This month in iGaming: October 2022
Bolsonaro pledges to come through on sports regulation, Belgium lowers loss limits, Gibraltar shakes up its fee structure, and Albania aims to legalize sports betting this winter.
Bolsonaro promises Brazil will regulate sports betting
Brazil’s hotly anticipated sports betting regulations have been waiting just out of reach, time and again pushed just a little further back.
While the law legalizing sports betting was passed years ago, the regulations themselves have lingered in legal limbo. The right-leaning evangelical contingent of the country’s Chamber of Deputies remains steadfastly opposed to any form of gambling, and President Jair Bolsonaro announced that the regulations would only be finalized after the country’s general election, letting a leader with a fresh mandate make the final call.

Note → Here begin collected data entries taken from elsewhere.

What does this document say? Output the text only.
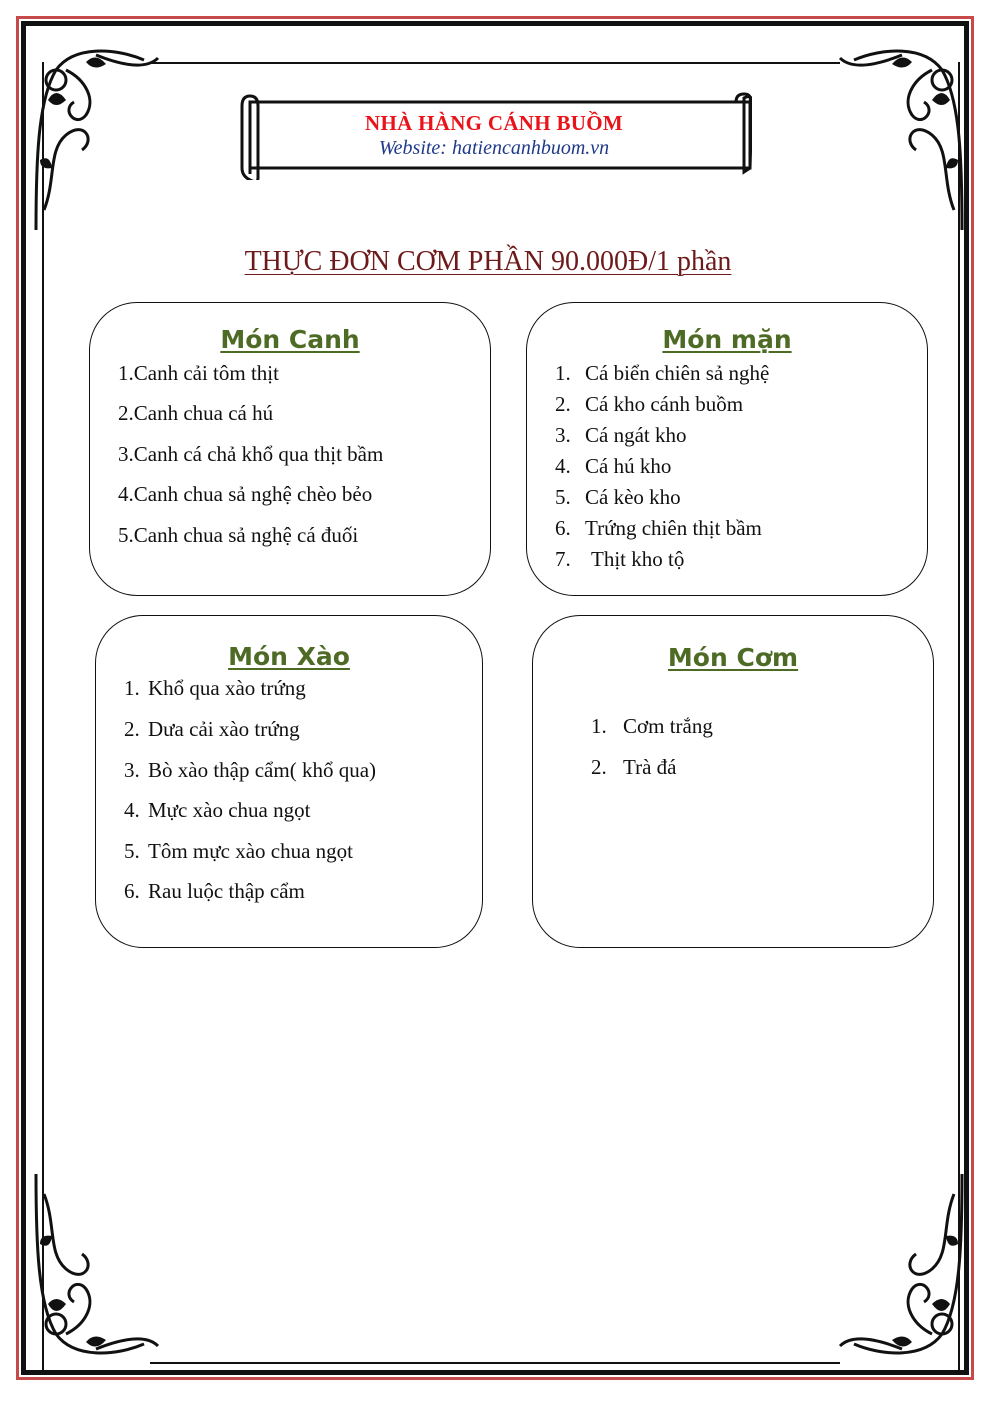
NHÀ HÀNG CÁNH BUỒM
Website: hatiencanhbuom.vn
THỰC ĐƠN CƠM PHẦN 90.000Đ/1 phần
Món Canh
1.Canh cải tôm thịt
2.Canh chua cá hú
3.Canh cá chả khổ qua thịt bầm
4.Canh chua sả nghệ chèo bẻo
5.Canh chua sả nghệ cá đuối
Món mặn
1. Cá biển chiên sả nghệ
2. Cá kho cánh buồm
3. Cá ngát kho
4. Cá hú kho
5. Cá kèo kho
6. Trứng chiên thịt bầm
7. Thịt kho tộ
Món Xào
1. Khổ qua xào trứng
2. Dưa cải xào trứng
3. Bò xào thập cẩm( khổ qua)
4. Mực xào chua ngọt
5. Tôm mực xào chua ngọt
6. Rau luộc thập cẩm
Món Cơm
1. Cơm trắng
2. Trà đá
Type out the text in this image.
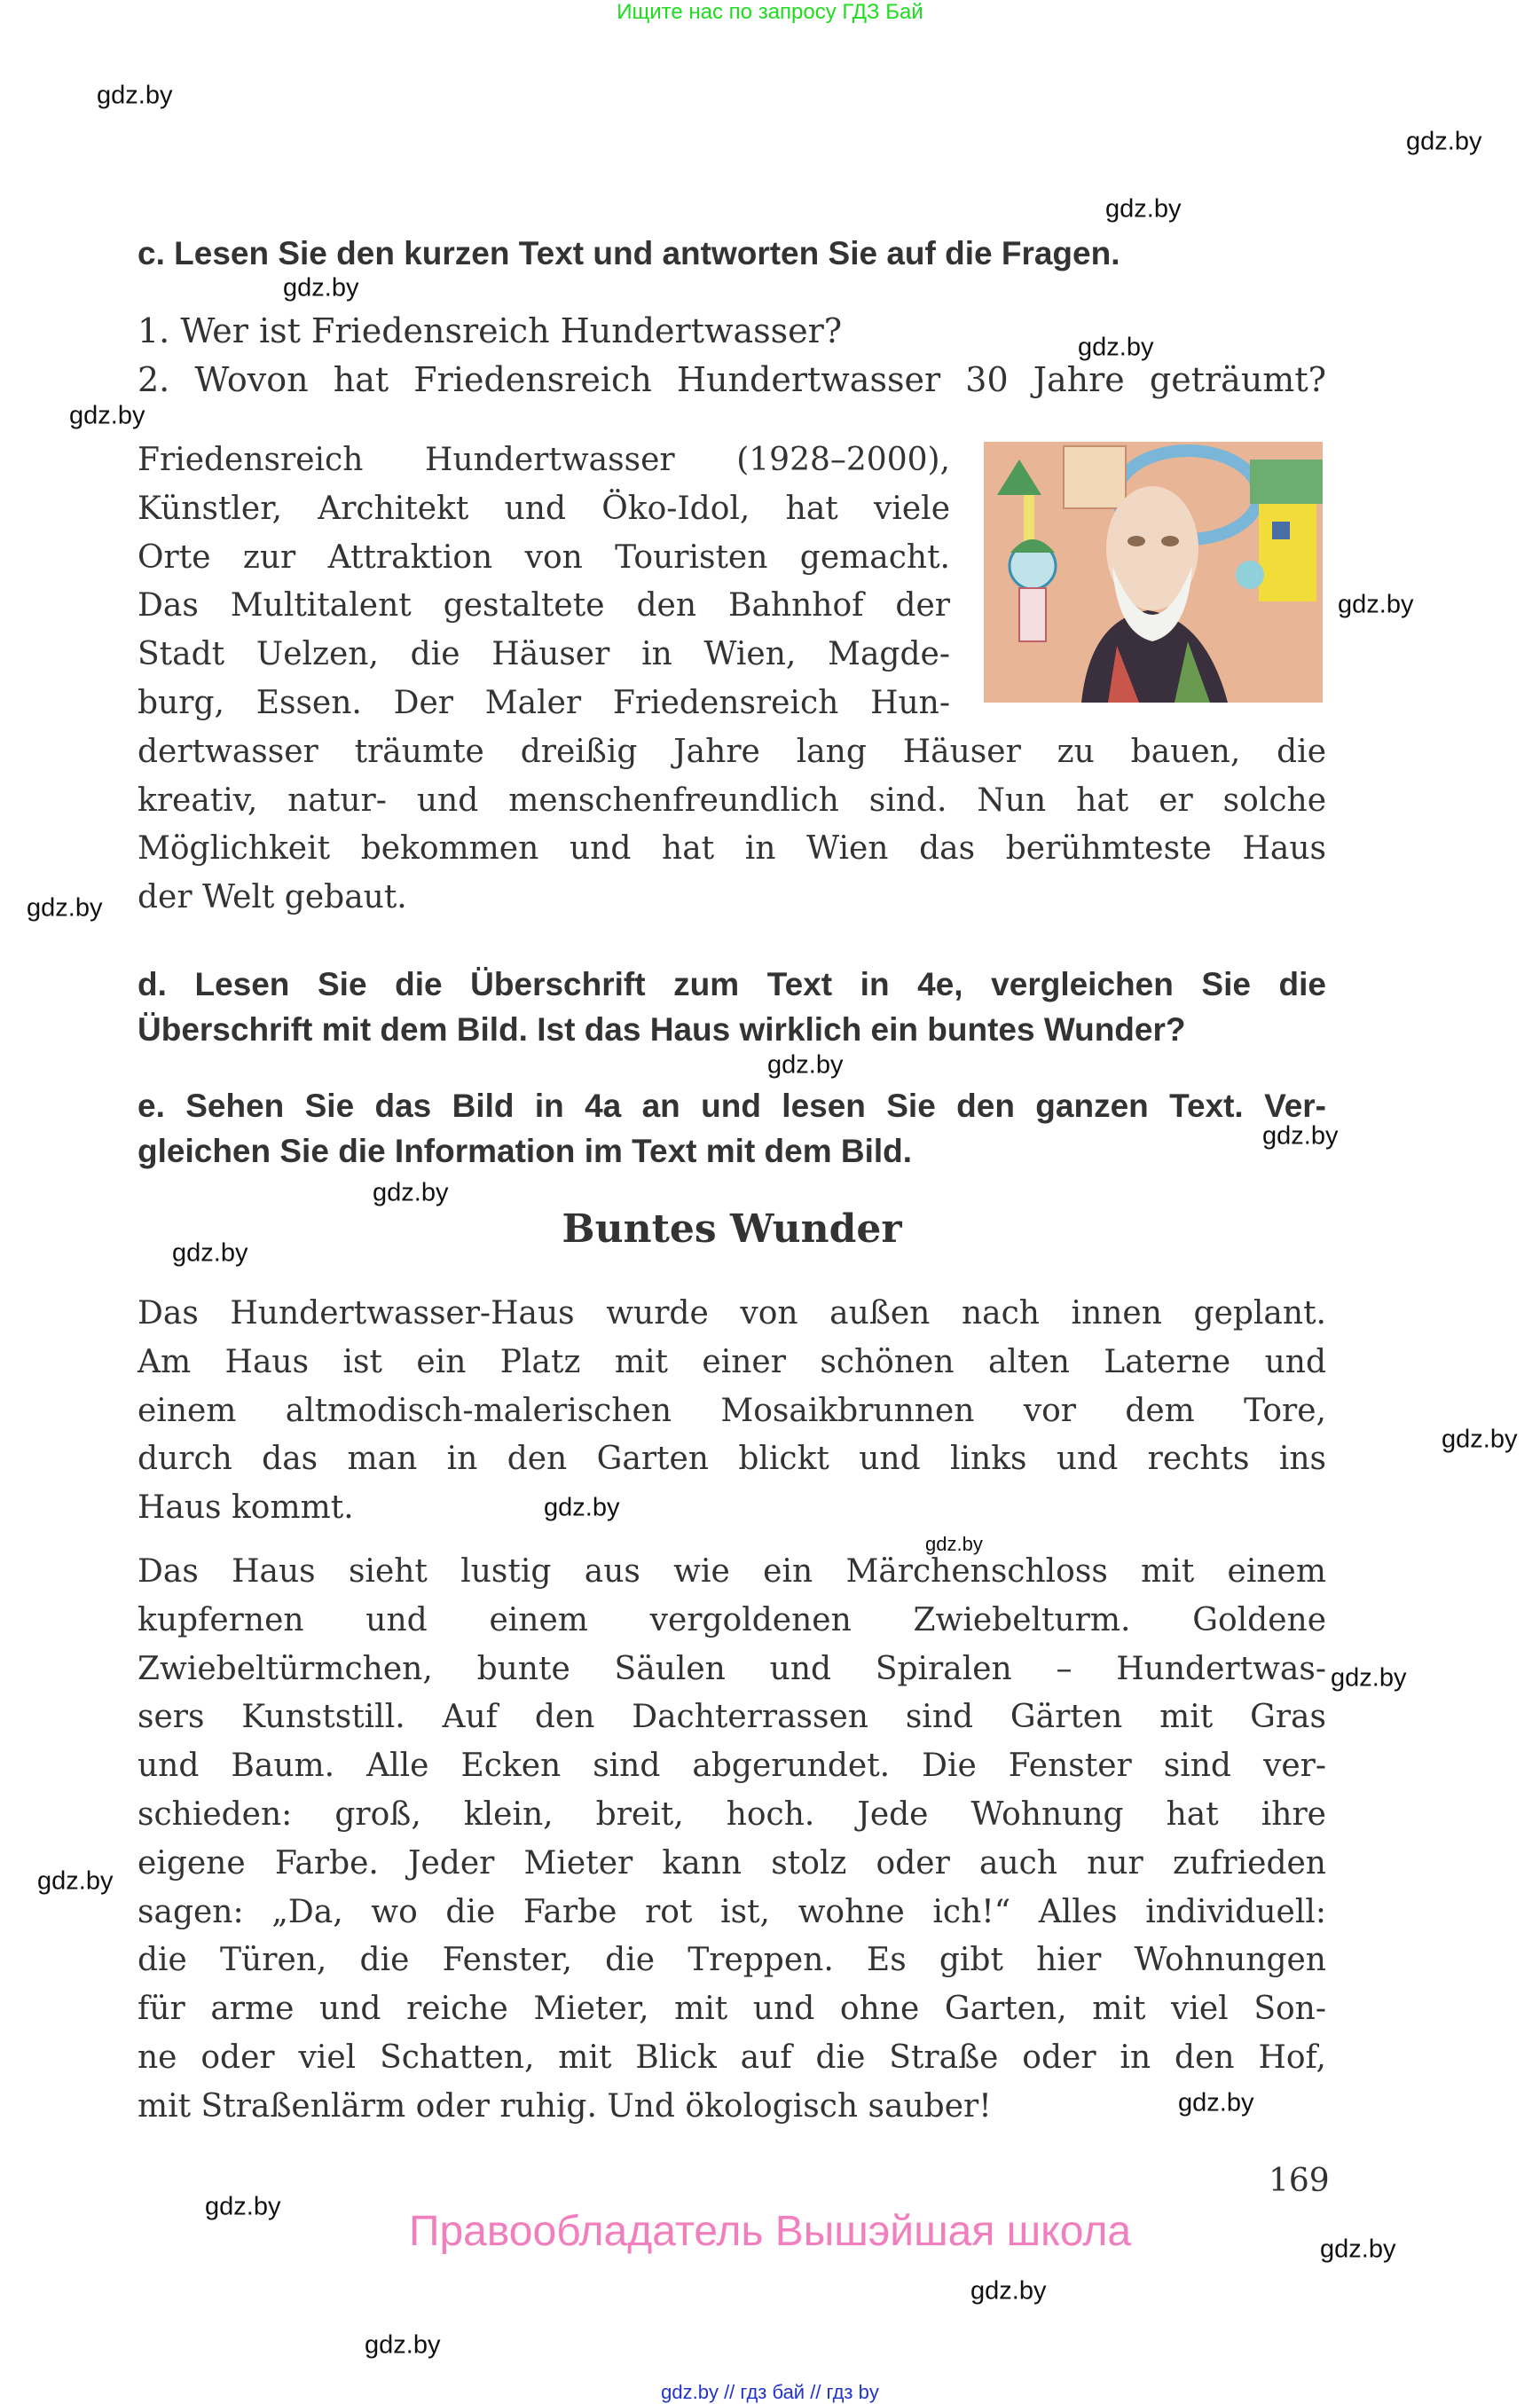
Ищите нас по запросу ГДЗ Бай
gdz.by
gdz.by
gdz.by
gdz.by
gdz.by
gdz.by
gdz.by
gdz.by
gdz.by
gdz.by
gdz.by
gdz.by
gdz.by
gdz.by
gdz.by
gdz.by
gdz.by
gdz.by
gdz.by
gdz.by
gdz.by
gdz.by
c. Lesen Sie den kurzen Text und antworten Sie auf die Fragen.
1. Wer ist Friedensreich Hundertwasser?
2. Wovon hat Friedensreich Hundertwasser 30 Jahre geträumt?
Friedensreich Hundertwasser (1928–2000),
Künstler, Architekt und Öko-Idol, hat viele
Orte zur Attraktion von Touristen gemacht.
Das Multitalent gestaltete den Bahnhof der
Stadt Uelzen, die Häuser in Wien, Magde-
burg, Essen. Der Maler Friedensreich Hun-
dertwasser träumte dreißig Jahre lang Häuser zu bauen, die
kreativ, natur- und menschenfreundlich sind. Nun hat er solche
Möglichkeit bekommen und hat in Wien das berühmteste Haus
der Welt gebaut.
d. Lesen Sie die Überschrift zum Text in 4e, vergleichen Sie die
Überschrift mit dem Bild. Ist das Haus wirklich ein buntes Wunder?
e. Sehen Sie das Bild in 4a an und lesen Sie den ganzen Text. Ver-
gleichen Sie die Information im Text mit dem Bild.
Buntes Wunder
Das Hundertwasser-Haus wurde von außen nach innen geplant.
Am Haus ist ein Platz mit einer schönen alten Laterne und
einem altmodisch-malerischen Mosaikbrunnen vor dem Tore,
durch das man in den Garten blickt und links und rechts ins
Haus kommt.
Das Haus sieht lustig aus wie ein Märchenschloss mit einem
kupfernen und einem vergoldenen Zwiebelturm. Goldene
Zwiebeltürmchen, bunte Säulen und Spiralen – Hundertwas-
sers Kunststill. Auf den Dachterrassen sind Gärten mit Gras
und Baum. Alle Ecken sind abgerundet. Die Fenster sind ver-
schieden: groß, klein, breit, hoch. Jede Wohnung hat ihre
eigene Farbe. Jeder Mieter kann stolz oder auch nur zufrieden
sagen: „Da, wo die Farbe rot ist, wohne ich!“ Alles individuell:
die Türen, die Fenster, die Treppen. Es gibt hier Wohnungen
für arme und reiche Mieter, mit und ohne Garten, mit viel Son-
ne oder viel Schatten, mit Blick auf die Straße oder in den Hof,
mit Straßenlärm oder ruhig. Und ökologisch sauber!
169
Правообладатель Вышэйшая школа
gdz.by // гдз бай // гдз by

But in the lead-up to the runoff between Bolsonaro and rival candidate Lula da Silva, Bolsonaro has announced that he would go ahead and sign the regulations, though casino gaming remains completely out of the question.
A piece of legislation had previously been entered into the Chamber of Deputies to legalize casino gaming, and the president had made it clear that the Chamber would have to override his veto.
Also, while casino gaming is nowhere in sight, the Chamber has passed a law recognizing fantasy sports as a game of skill.
Belgium loss limit
Belgium is continuing with its gambling sector reforms.
The country has lowered its loss limit from €500 to €200 per week per site. It’s possible for players to request a higher or lower limit, but the Belgium Gaming Commission recommends players keep their spending to no more than 5% of their income.
This comes after two other measures to curb problem gambling; the maximum number of online betting licenses was lowered to 30, and a law was proposed to ban all forms of gambling advertising.
Gibraltar switches to a tiered fee system
Gibraltar has long had an upstanding reputation as an iGaming licensing authority. With its stringent application process and strict requirements, a Gibraltar license is a true stamp of quality for online casinos.
But one barrier between operators and the coveted Gibraltar insignia has long been the steep licensing fee.
Authorities in Gibraltar have now announced the implementation of a tiered fee schedule in place of the previous one-size-fits-all fee. Moving forward, larger companies will pay higher fees, while smaller companies will pay lower ones.
The new system will be based on the operator’s annual gross gaming yield, depending on which vertical the company trades in. The move comes from the government’s recognition that the previous £100,000 flat fee inhibited growth for newer businesses.
The reform comes after authorities moved to require licensees to establish a local presence. Gibraltar was also placed on the Financial Action Task Force’s greylist for alleged money laundering prevention failures.
Albania plans to re-regulate
Albania should soon see the return of its regulated sports betting market.
In a recent statement, Prime Minister Edi Rama requested that the country’s parliament establish a sports betting regime (gambling was banned in the country in 2018). A decree signed by a number of sports organizations estimates that the legalization of sports betting could generate as much as €17 million in additional tax revenue, most of which would go to sporting and cultural programs.
Sports betting is expected to be legal again starting from January 1, 2023. Some local news sources reported over the summer that the government was considering legalization in order to generate funds to subsidize fuel prices this winter.